If you find yourself hanging around the house this holiday weekend, it might be a good time to catch up on your garden.
Yes, in the fall.
In fact, gardening in the winter and fall can help prepare your garden for the spring, says Debra Knapke, a garden consultant in Columbus, Ohio, and owner of The Garden Sage.
“Planting bulbs, going out and weeding, edging beds, you know, it all depends on what your plans are for the next year,” she says. “And that might be the first thing you might think about doing is looking at what didn’t work last year and trying to figure out how you can make it work next year, or just throw it out and start over.”
In recent years, it’s gotten more difficult to plan for the spring because the seasons have been “truncated,” Knapke says. Plants also suffer from extreme freeze-thaw cycles.
“It’s all about finding plants that are resilient and adaptable,” she says. “And that can become difficult because we don’t know yet how all of our plants are going to react to these changes in climate.”
For the next week, Knapke suggests planting any bulbs that may be sitting in the garage.
Bulbs that bloom in the spring like daffodils and tulips are planted in the fall, she says, while bulbs that bloom in the summer are planted in the spring after the frost departs.
Last year, she says she planted bulbs up until Christmas though she grew mostly leaves and few flowers.

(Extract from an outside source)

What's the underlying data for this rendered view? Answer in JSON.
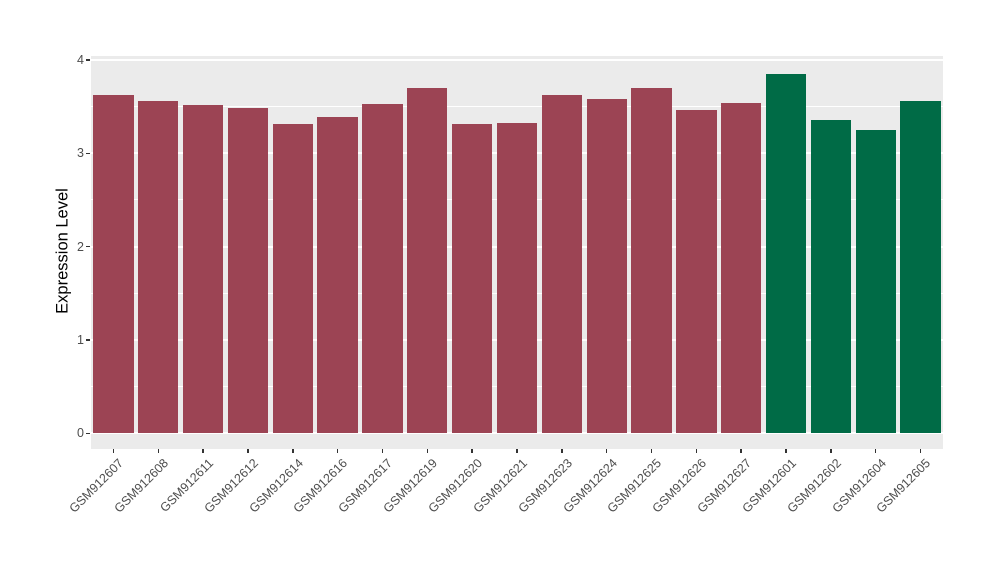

To further prepare for spring, gardeners can keep up with weeding. One winter weed to look out for is winter bittercress.
An infestation of winter bittercress can start from a mere 10 plants, she says.
“It looks like this cute little rosette. It’s so cute. And then it blooms, and it has cute little white flowers and then it makes about a million seeds,” she says. “And the next thing you know, you’re battling this weed every year … and you’re thinking, ‘How in the world did that happen?’”
Weeding is a productive winter gardening task, but Knapke says whether you should rake leaves is a more complicated question.
Leave the leaves alone in areas like the woods, she says. Fallen leaves insulate the plants on the ground and help them grow better in the spring.
One exception to that is if there are plants that could be harmed by having too many leaves on top of them. In this case, spread out the leaves so there’s still some covering the plants but not too many, she says.
Once late-March hits, it’s Knapke’s favorite time to start planting trees and shrubs until mid-April, though she does plant them all season long.
She loves planting perennials until June when the heat hits. Once summer comes to a close, she recommends waiting until the fall or late August and planting perennials until around Oct. 15.
“What I try to do is take my cue from Mother Nature,” she says.
For beginning gardeners, she recommends putting succulents and cacti in a sunny window to enjoy this winter.
Then in spring or summer, fill a vegetable garden with one plant of tomato, chili or pepper.
“Grow one beautiful rose in a pot or in the ground by your front door where you can smell its perfume. Start small and then start adding,” she says, “and give me a call if you have any questions.”